Я проснулся, услышав чей-то голос. Это говорил бригадир.
– Лизунька!
– словно шмель, гудел он под окном.
– Ау, - откликнулась из коридора мать и торопливо вбежала на кухню.
– Молотить сегодня идем.
– Ладно, Петр Семеныч, хорошо.
И между матерью и бригадиром завязался короткий разговор о вчерашнем дне.
Я сжался в комок, слушал, но обо мне ни звука.
Так и есть, забыла. Мигом отбросив одеяло, я неслышно, на цыпочках, подкрался к кухне, заглянул и дернул мать за рукав.
Она не обернулась. Распахнула окно и, продолжая разговор, как бы между прочим, сказала:
– А у меня, Петр Семеныч, просьба к вам небольшая есть.
– Что такое?
– встревожился бригадир.
– Да что, - раздраженно ответила мать, - вон постреленок-то просится в нашу бригаду. Сам изводится и мне покою не дает.
Я затаил дыхание и стоял ни жив ни мертв.

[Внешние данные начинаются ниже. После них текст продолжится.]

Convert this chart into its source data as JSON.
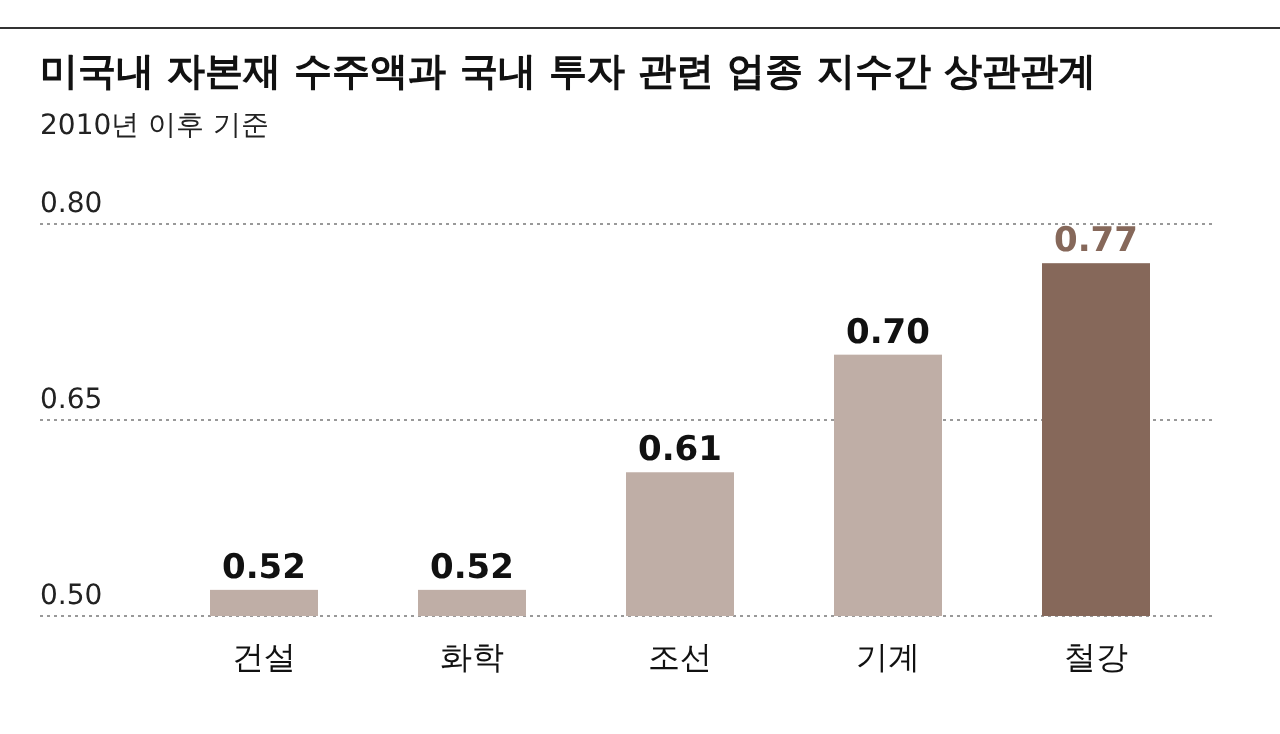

Бригадир закашлялся и вдруг:
– Хорошие они, Лизавета Андреевна: не ищут, где полегче, в настоящее дело лезут. Прямо ходу не дают мне твой да Утов.

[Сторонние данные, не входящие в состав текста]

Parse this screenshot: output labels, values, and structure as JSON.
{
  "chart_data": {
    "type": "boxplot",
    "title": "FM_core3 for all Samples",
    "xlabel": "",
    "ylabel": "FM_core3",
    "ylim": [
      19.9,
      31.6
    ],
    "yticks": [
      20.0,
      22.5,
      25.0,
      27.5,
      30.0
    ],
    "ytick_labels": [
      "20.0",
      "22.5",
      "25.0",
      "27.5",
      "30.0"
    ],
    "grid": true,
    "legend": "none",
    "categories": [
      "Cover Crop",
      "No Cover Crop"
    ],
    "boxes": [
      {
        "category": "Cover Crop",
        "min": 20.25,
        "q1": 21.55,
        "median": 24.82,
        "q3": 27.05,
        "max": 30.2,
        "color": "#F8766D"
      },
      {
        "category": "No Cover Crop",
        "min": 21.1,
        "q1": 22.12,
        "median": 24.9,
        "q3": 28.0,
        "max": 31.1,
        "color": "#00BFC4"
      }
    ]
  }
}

– Так вы уж их пошлите, - попросила мать.
– Я и то думаю.
Чуть не до потолка подпрыгнул я, услышав это, и пошел скакать-плясать по комнате. Даже самовар запрыгал на столе и зазвенел, даже половицы заскрипели, а потом как грохнусь на кровать и давай вертеться, кувыркаться и не знаю, что бы наделал, да мать ухватом пригрозила, и я немного утих.
Но тут у меня появилось новое желание: рассказать-поведать о своей радости хоть кому-нибудь, а сестренка спит. Я изловчился, щелкнул ее по носу, а она сморщилась да вдруг как взвоет, ну прямо хоть из комнаты беги. Я и убежал, потому что мать так окрестила меня вдоль спины хворостиной, что мне и самому впору было взвыть. И все-таки счастливей меня в это утро не было никого на свете.